家ではお母さんが料理を作っているときに見慣れていたはずなのに、外で見るにはすごく違和感を感じる道具。
お父さんが「湊!」と発したと同時に、弾き飛ばされたわたし。
何が起きたかも想像ができず、地面に横たわり痛みを感じるだけ。
「お父さん?」
わたしは訳が分からずにお父さんを見やると、膝をつきお腹に手をやりながら、こちらを確認するような仕草を見せるお父さんがいた。
顔色がみるみる悪くなっているのに、その表情はわたしの無事を確認し、安堵の表情を浮かべているようだった。
お腹に視線を下ろすと、濃く赤い液体が滲み出ていて地面に滴り落ちていた。
その後の記憶は、わたしにはなかった。
理解できていなかったはずなのに、直感的に恐怖したのか、お父さんがいなくなることを拒否したのか、唐突に意識を失った。
白昼堂々の事件だったため、周りの人たちによる通報が早く、幸いにもお父さんは大事に至らなかった。
刃物が小さく腹部に刺さった先も、重要な内臓を傷つけることがなかったので、二週間ほどの入院で済んだ。
お父さんは病院に運ばれ処置が終わってすぐに意識が戻ったのに、わたしは二週間あまり意識を失ったままだったので、逆に心配されたんだとか。
それからというもの、わたしは刃物に対し過敏に反応するようになり、始めのころはデザートナイフやハサミでさえ、さっきのような症状を引き起こしていたんだ。
今は、デザートナイフやハサミは何とか大丈夫になったのだけど、それでも癖で目を背けてしまう。

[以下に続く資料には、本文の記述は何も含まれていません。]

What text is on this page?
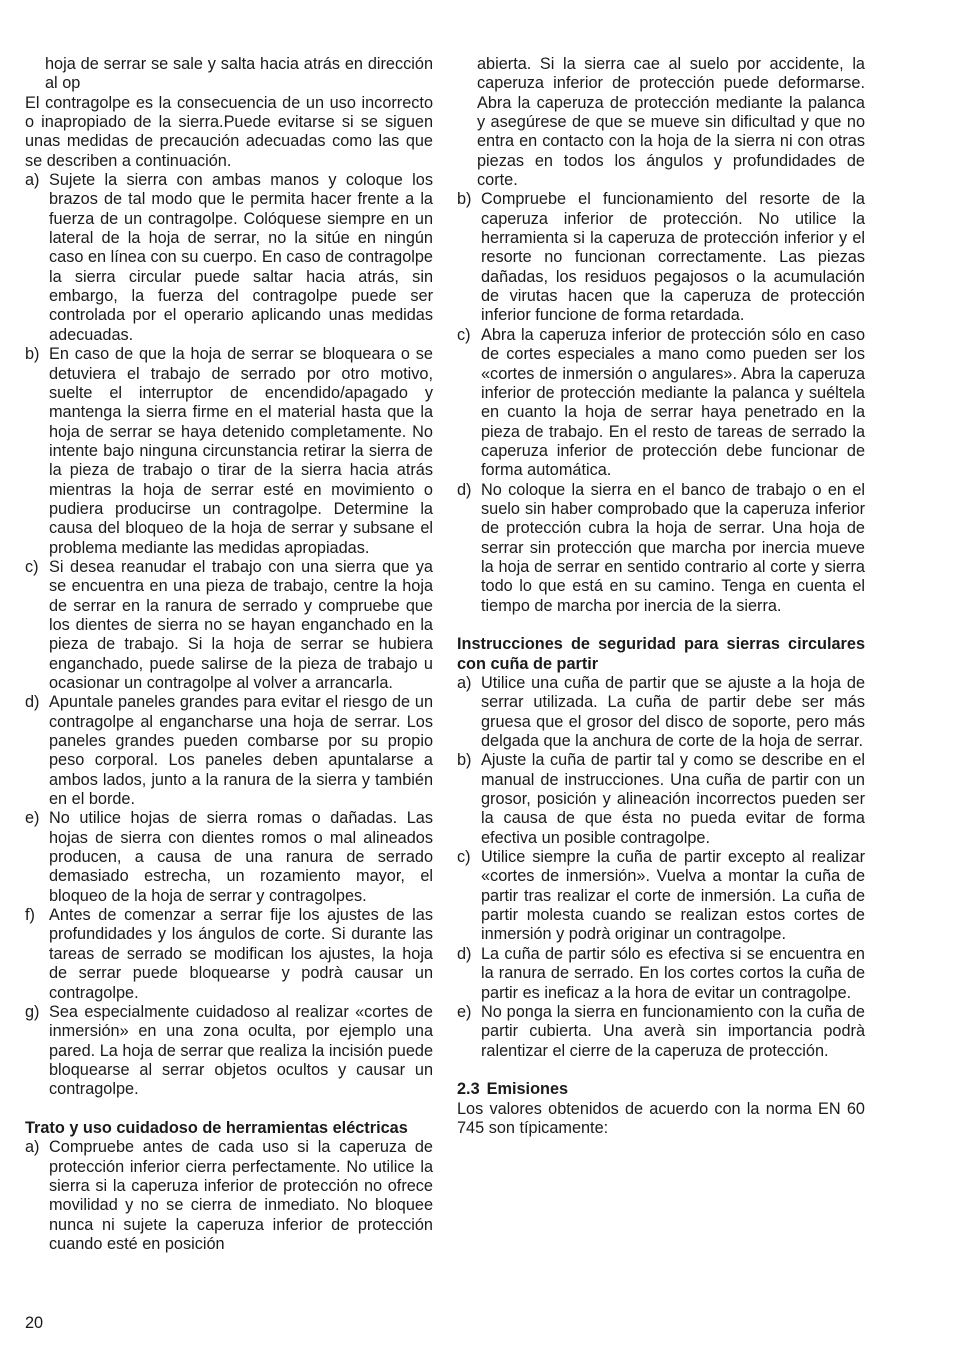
hoja de serrar se sale y salta hacia atrás en dirección al op

El contragolpe es la consecuencia de un uso incorrecto o inapropiado de la sierra.Puede evitarse si se siguen unas medidas de precaución adecuadas como las que se describen a continuación.

a) Sujete la sierra con ambas manos y coloque los brazos de tal modo que le permita hacer frente a la fuerza de un contragolpe. Colóquese siempre en un lateral de la hoja de serrar, no la sitúe en ningún caso en línea con su cuerpo. En caso de contragolpe la sierra circular puede saltar hacia atrás, sin embargo, la fuerza del contragolpe puede ser controlada por el operario aplicando unas medidas adecuadas.
b) En caso de que la hoja de serrar se bloqueara o se detuviera el trabajo de serrado por otro motivo, suelte el interruptor de encendido/apagado y mantenga la sierra firme en el material hasta que la hoja de serrar se haya detenido completamente. No intente bajo ninguna circunstancia retirar la sierra de la pieza de trabajo o tirar de la sierra hacia atrás mientras la hoja de serrar esté en movimiento o pudiera producirse un contragolpe. Determine la causa del bloqueo de la hoja de serrar y subsane el problema mediante las medidas apropiadas.
c) Si desea reanudar el trabajo con una sierra que ya se encuentra en una pieza de trabajo, centre la hoja de serrar en la ranura de serrado y compruebe que los dientes de sierra no se hayan enganchado en la pieza de trabajo. Si la hoja de serrar se hubiera enganchado, puede salirse de la pieza de trabajo u ocasionar un contragolpe al volver a arrancarla.
d) Apuntale paneles grandes para evitar el riesgo de un contragolpe al engancharse una hoja de serrar. Los paneles grandes pueden combarse por su propio peso corporal. Los paneles deben apuntalarse a ambos lados, junto a la ranura de la sierra y también en el borde.
e) No utilice hojas de sierra romas o dañadas. Las hojas de sierra con dientes romos o mal alineados producen, a causa de una ranura de serrado demasiado estrecha, un rozamiento mayor, el bloqueo de la hoja de serrar y contragolpes.
f) Antes de comenzar a serrar fije los ajustes de las profundidades y los ángulos de corte. Si durante las tareas de serrado se modifican los ajustes, la hoja de serrar puede bloquearse y podrà causar un contragolpe.
g) Sea especialmente cuidadoso al realizar «cortes de inmersión» en una zona oculta, por ejemplo una pared. La hoja de serrar que realiza la incisión puede bloquearse al serrar objetos ocultos y causar un contragolpe.

Trato y uso cuidadoso de herramientas eléctricas

a) Compruebe antes de cada uso si la caperuza de protección inferior cierra perfectamente. No utilice la sierra si la caperuza inferior de protección no ofrece movilidad y no se cierra de inmediato. No bloquee nunca ni sujete la caperuza inferior de protección cuando esté en posición

abierta. Si la sierra cae al suelo por accidente, la caperuza inferior de protección puede deformarse. Abra la caperuza de protección mediante la palanca y asegúrese de que se mueve sin dificultad y que no entra en contacto con la hoja de la sierra ni con otras piezas en todos los ángulos y profundidades de corte.

b) Compruebe el funcionamiento del resorte de la caperuza inferior de protección. No utilice la herramienta si la caperuza de protección inferior y el resorte no funcionan correctamente. Las piezas dañadas, los residuos pegajosos o la acumulación de virutas hacen que la caperuza de protección inferior funcione de forma retardada.
c) Abra la caperuza inferior de protección sólo en caso de cortes especiales a mano como pueden ser los «cortes de inmersión o angulares». Abra la caperuza inferior de protección mediante la palanca y suéltela en cuanto la hoja de serrar haya penetrado en la pieza de trabajo. En el resto de tareas de serrado la caperuza inferior de protección debe funcionar de forma automática.
d) No coloque la sierra en el banco de trabajo o en el suelo sin haber comprobado que la caperuza inferior de protección cubra la hoja de serrar. Una hoja de serrar sin protección que marcha por inercia mueve la hoja de serrar en sentido contrario al corte y sierra todo lo que está en su camino. Tenga en cuenta el tiempo de marcha por inercia de la sierra.

Instrucciones de seguridad para sierras circulares con cuña de partir

a) Utilice una cuña de partir que se ajuste a la hoja de serrar utilizada. La cuña de partir debe ser más gruesa que el grosor del disco de soporte, pero más delgada que la anchura de corte de la hoja de serrar.
b) Ajuste la cuña de partir tal y como se describe en el manual de instrucciones. Una cuña de partir con un grosor, posición y alineación incorrectos pueden ser la causa de que ésta no pueda evitar de forma efectiva un posible contragolpe.
c) Utilice siempre la cuña de partir excepto al realizar «cortes de inmersión». Vuelva a montar la cuña de partir tras realizar el corte de inmersión. La cuña de partir molesta cuando se realizan estos cortes de inmersión y podrà originar un contragolpe.
d) La cuña de partir sólo es efectiva si se encuentra en la ranura de serrado. En los cortes cortos la cuña de partir es ineficaz a la hora de evitar un contragolpe.
e) No ponga la sierra en funcionamiento con la cuña de partir cubierta. Una averà sin importancia podrà ralentizar el cierre de la caperuza de protección.

2.3 Emisiones

Los valores obtenidos de acuerdo con la norma EN 60 745 son típicamente:

20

「別に包丁なんて使わなくても、生きていけるわよ」なんて軽く言いながら、対面だったキッチンに壁をむりやり入れてしまったお母さん。
料理を作るのを見たり、お手伝いしたりすることが好きだったわたしは、そのことを皮切りに見ることすらできなくなってしまった。
でも大好きなお父さんが無事だったんだから、それだけでも良かったと心底思っていたんだ。
お父さんを刺したおじさんは、結局逆恨みだったんだって。
お父さんの会社が倒産寸前の会社を買い取ろうとして、買われる側の重役達が強引に会社のスリム化を図り、従業員達をクビにしたみたい。
従業員達の技術を買い取ろうとしたのに、クビにして使い物にならない重役達だけ残った。
結局、価値なしと見なされ買収の話も白紙になったとか。
そして予定通りに倒産して、お父さんは刺され損てなことに。
残ったのは、お父さんの傷口とわたしのトラウマだけなのよ。